One of the best books on the subject is called Aromatic Alchemy by Ixchel Leigh. She deals with the healing aspects of nature’s vibrational medicines. I have used the term ‘vibrational’ very deliberately. The little biro I mentioned above works on wavelength and therefore vibration. Because everything in nature is essentially a bundle of atoms held together only by what we might call, wrongly,(but it will have to do for this article) electricity or magnetism, everything has its wavelength or vibration. Every human or animal has a wavelength, its own fingerprint. This relates closely to the eastern idea of bringing things into harmony and why one essential oil’s fragrance deeply effects one individual in one way but not another. Even a virus has its wavelength and therefore can be affected by something with an opposing or equivalent wavelength that can make life uncomfortable for it or shatter it. Exponents of homeopathy will be familiar with this idea. In terms of modern medicine this is completely unprovable and mumbo jumbo. Principally because you can’t replicate something which is applicable to only one individual. Also, because there is no money in individual medicine, only mass medicine.

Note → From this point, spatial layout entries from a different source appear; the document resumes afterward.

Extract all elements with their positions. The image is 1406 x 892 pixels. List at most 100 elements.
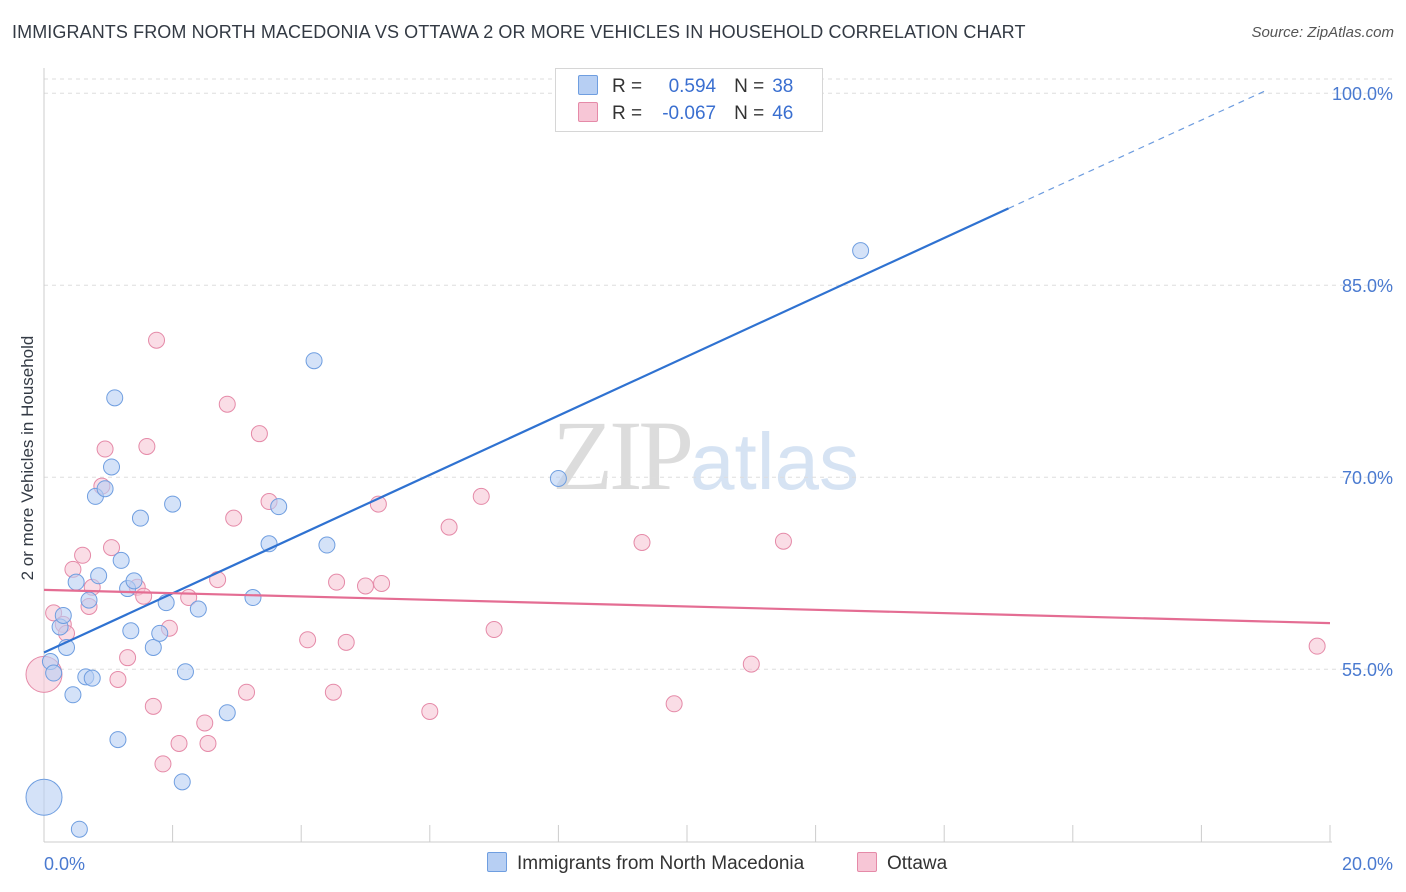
point-north-macedonia <box>67 573 85 591</box>
point-north-macedonia <box>106 389 124 407</box>
legend-row-series1: R = 0.594 N = 38 <box>578 75 793 101</box>
point-north-macedonia <box>83 669 101 687</box>
point-ottawa <box>485 621 503 639</box>
point-north-macedonia <box>25 778 63 816</box>
point-north-macedonia <box>244 589 262 607</box>
point-ottawa <box>119 649 137 667</box>
point-ottawa <box>103 539 121 557</box>
point-north-macedonia <box>164 495 182 513</box>
watermark: ZIPatlas <box>552 398 859 513</box>
trendline-north-macedonia-extension <box>1008 90 1266 209</box>
point-north-macedonia <box>109 731 127 749</box>
point-ottawa <box>373 574 391 592</box>
y-axis-label: 2 or more Vehicles in Household <box>18 336 37 581</box>
legend-swatch-series2 <box>578 102 598 122</box>
point-ottawa <box>324 683 342 701</box>
legend-r-label: R = <box>612 103 643 124</box>
trendline-ottawa <box>43 588 1331 625</box>
legend-n-value: 46 <box>772 103 794 124</box>
point-ottawa <box>225 509 243 527</box>
legend-n-value: 38 <box>772 76 794 97</box>
point-north-macedonia <box>176 663 194 681</box>
legend-r-label: R = <box>612 76 643 97</box>
trendline-north-macedonia <box>43 207 1009 654</box>
x-tick-label-max: 20.0% <box>1342 854 1393 874</box>
point-ottawa <box>250 425 268 443</box>
point-north-macedonia <box>45 664 63 682</box>
legend-r-value: -0.067 <box>662 103 717 124</box>
data-points <box>25 242 1326 838</box>
point-ottawa <box>154 755 172 773</box>
point-north-macedonia <box>305 352 323 370</box>
bottom-legend-swatch-series1 <box>487 852 507 872</box>
y-tick-label: 70.0% <box>1342 468 1393 488</box>
trend-lines <box>43 90 1331 654</box>
watermark-atlas: atlas <box>690 417 859 506</box>
point-north-macedonia <box>80 591 98 609</box>
legend-swatch-series1 <box>578 75 598 95</box>
point-north-macedonia <box>70 820 88 838</box>
point-ottawa <box>144 697 162 715</box>
point-north-macedonia <box>189 600 207 618</box>
point-ottawa <box>357 577 374 595</box>
point-ottawa <box>337 633 355 651</box>
point-ottawa <box>472 487 490 505</box>
point-ottawa <box>96 440 114 458</box>
point-ottawa <box>1308 637 1326 655</box>
point-ottawa <box>109 670 127 688</box>
legend-n-label: N = <box>734 103 765 124</box>
point-ottawa <box>633 533 651 551</box>
point-north-macedonia <box>64 686 82 704</box>
bottom-legend-swatch-series2 <box>857 852 877 872</box>
chart-title: IMMIGRANTS FROM NORTH MACEDONIA VS OTTAW… <box>12 22 1026 42</box>
grid-lines <box>44 78 1394 670</box>
point-ottawa <box>196 714 214 732</box>
point-north-macedonia <box>96 480 114 498</box>
y-tick-label: 100.0% <box>1332 84 1393 104</box>
point-ottawa <box>138 437 156 455</box>
point-ottawa <box>774 532 792 550</box>
legend-row-series2: R = -0.067 N = 46 <box>578 102 793 128</box>
point-ottawa <box>170 734 188 752</box>
point-north-macedonia <box>852 242 870 260</box>
y-tick-label: 55.0% <box>1342 660 1393 680</box>
point-north-macedonia <box>173 773 191 791</box>
y-tick-label: 85.0% <box>1342 276 1393 296</box>
point-north-macedonia <box>549 469 567 487</box>
point-ottawa <box>665 695 683 713</box>
point-north-macedonia <box>103 458 121 476</box>
correlation-legend: R = 0.594 N = 38 R = -0.067 N = 46 <box>555 68 823 132</box>
watermark-zip: ZIP <box>552 400 694 511</box>
point-north-macedonia <box>151 624 169 642</box>
point-north-macedonia <box>54 606 72 624</box>
point-ottawa <box>74 546 92 564</box>
point-ottawa <box>299 631 317 649</box>
bottom-legend-label-series1: Immigrants from North Macedonia <box>517 853 805 874</box>
point-north-macedonia <box>125 572 143 590</box>
bottom-legend-label-series2: Ottawa <box>887 853 948 874</box>
point-north-macedonia <box>144 638 162 656</box>
bottom-legend-series2: Ottawa <box>857 852 947 875</box>
point-ottawa <box>440 518 458 536</box>
source-credit: Source: ZipAtlas.com <box>1251 24 1394 41</box>
point-ottawa <box>218 395 236 413</box>
point-north-macedonia <box>218 704 236 722</box>
point-ottawa <box>328 573 346 591</box>
point-ottawa <box>421 702 439 720</box>
bottom-legend-series1: Immigrants from North Macedonia <box>487 852 804 875</box>
x-tick-label-min: 0.0% <box>44 854 85 874</box>
point-ottawa <box>148 331 166 349</box>
tick-labels: 55.0% 70.0% 85.0% 100.0% 0.0% 20.0% 2 or more … <box>18 84 1393 874</box>
point-north-macedonia <box>90 567 108 585</box>
point-north-macedonia <box>112 551 130 569</box>
legend-r-value: 0.594 <box>668 76 717 97</box>
point-ottawa <box>742 655 760 673</box>
point-ottawa <box>135 587 153 605</box>
point-north-macedonia <box>122 622 140 640</box>
legend-n-label: N = <box>734 76 765 97</box>
point-north-macedonia <box>131 509 149 527</box>
point-north-macedonia <box>270 498 288 516</box>
point-north-macedonia <box>318 536 336 554</box>
axes <box>43 68 1332 843</box>
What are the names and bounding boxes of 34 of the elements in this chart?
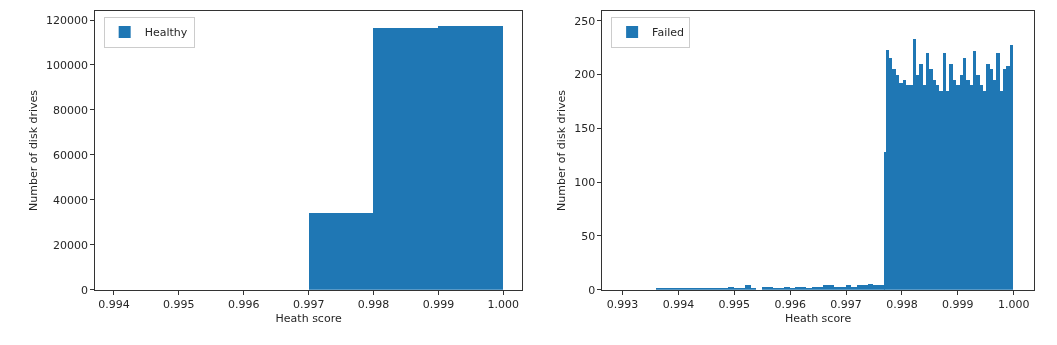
x-tick-label: 0.994 xyxy=(662,298,695,311)
x-tick-label: 0.999 xyxy=(422,298,455,311)
x-tick-label: 0.998 xyxy=(357,298,390,311)
y-tick-label: 100000 xyxy=(45,58,88,72)
legend-label: Healthy xyxy=(144,26,188,40)
x-axis-title: Heath score xyxy=(275,312,342,326)
x-tick-label: 0.995 xyxy=(163,298,195,311)
x-tick-label: 1.000 xyxy=(487,298,520,311)
y-tick-label: 250 xyxy=(574,14,596,28)
y-tick-label: 150 xyxy=(574,122,596,136)
legend-label: Failed xyxy=(652,26,685,40)
x-tick-label: 0.993 xyxy=(606,298,639,311)
y-tick-label: 200 xyxy=(574,68,596,82)
x-tick-label: 0.998 xyxy=(886,298,918,311)
y-axis-title: Number of disk drives xyxy=(26,89,40,211)
y-axis-title: Number of disk drives xyxy=(554,89,568,211)
y-tick-label: 0 xyxy=(80,283,88,297)
x-tick-label: 0.999 xyxy=(942,298,974,311)
y-tick-label: 100 xyxy=(574,176,596,190)
y-tick-label: 120000 xyxy=(45,13,88,27)
x-tick-label: 0.994 xyxy=(98,298,130,311)
x-tick-label: 0.996 xyxy=(228,298,260,311)
y-tick-label: 60000 xyxy=(52,148,88,162)
x-tick-label: 0.995 xyxy=(718,298,751,311)
x-tick-label: 0.997 xyxy=(830,298,862,311)
y-tick-label: 0 xyxy=(588,283,596,297)
x-tick-label: 1.000 xyxy=(997,298,1030,311)
y-tick-label: 80000 xyxy=(52,103,88,117)
y-tick-label: 40000 xyxy=(52,193,88,207)
x-axis-title: Heath score xyxy=(785,312,852,326)
x-tick-label: 0.997 xyxy=(292,298,325,311)
y-tick-label: 20000 xyxy=(52,238,88,252)
y-tick-label: 50 xyxy=(581,229,596,243)
x-tick-label: 0.996 xyxy=(774,298,806,311)
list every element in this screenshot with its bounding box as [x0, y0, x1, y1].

There is some reluctant acceptance of these ‘alternative’ principles in governmental direction and edict concerning our well being and overall health and dietetics, exercise and lifestyle. Mass medicine is expensive. All these new ideas on health are part of energy medicine and have long been part of traditional practise. Only in very recent times have governments become seriously interested in this aspect of long term welfare for their nation.
Aromatherapists will be familiar with the idea of the patient or client being the terrain, or the ground, as applied to the individual. We can also use the term ‘vibration’ or a more traditional name, constitution. All these terms cover the strengths and weaknesses that we all carry from birth. The terrain defines the general condition that underpins the background to any diseased state. It is in the terrain that the aromatics carry out their therapeutic action. Aromatherapy works at its best in the terrain. The aim of the therapy is to try to stop a repeat of the disease condition and we can clearly see from this why the term ‘harmony’ is used. If the immune system, for example, is brought into play and homeostasis is present, then a person is less likely to succumb to a disease state.
We have all seen, or even experienced, cases where there is a strong desire to smell something, to take it in to make us feel better, to make us feel good. We also know how difficult it is to explain in words how something affects us. On the other hand it is easy for us to understand how a liquid applies to the soles of the feet or the base of the spine etc., can have a chemical affect on us. We can talk of molecules in blood streams coming via our lungs and, even though these might be insignificant amounts, we can rationalise their effect. On the other hand it is extremely difficult, if nigh impossible, to rationalise why a fragrant ambient atmosphere could induce a healing process from a specific disease.
The terrain is everything, some experts claim. It is finding the right essential oil that often counts and cheap and cheerful, standard products fall far short of aromatic or energetic medicine. Fine for fun, perhaps fine for cosmo-massage, but there is often something missing from the purpose, the energy of a high grown lavender coming from a low pressure still. Someone said ‘the effect is almost magic’. It’s probably more due to physics but that yet has to be proven – when we actually find a way of proving it!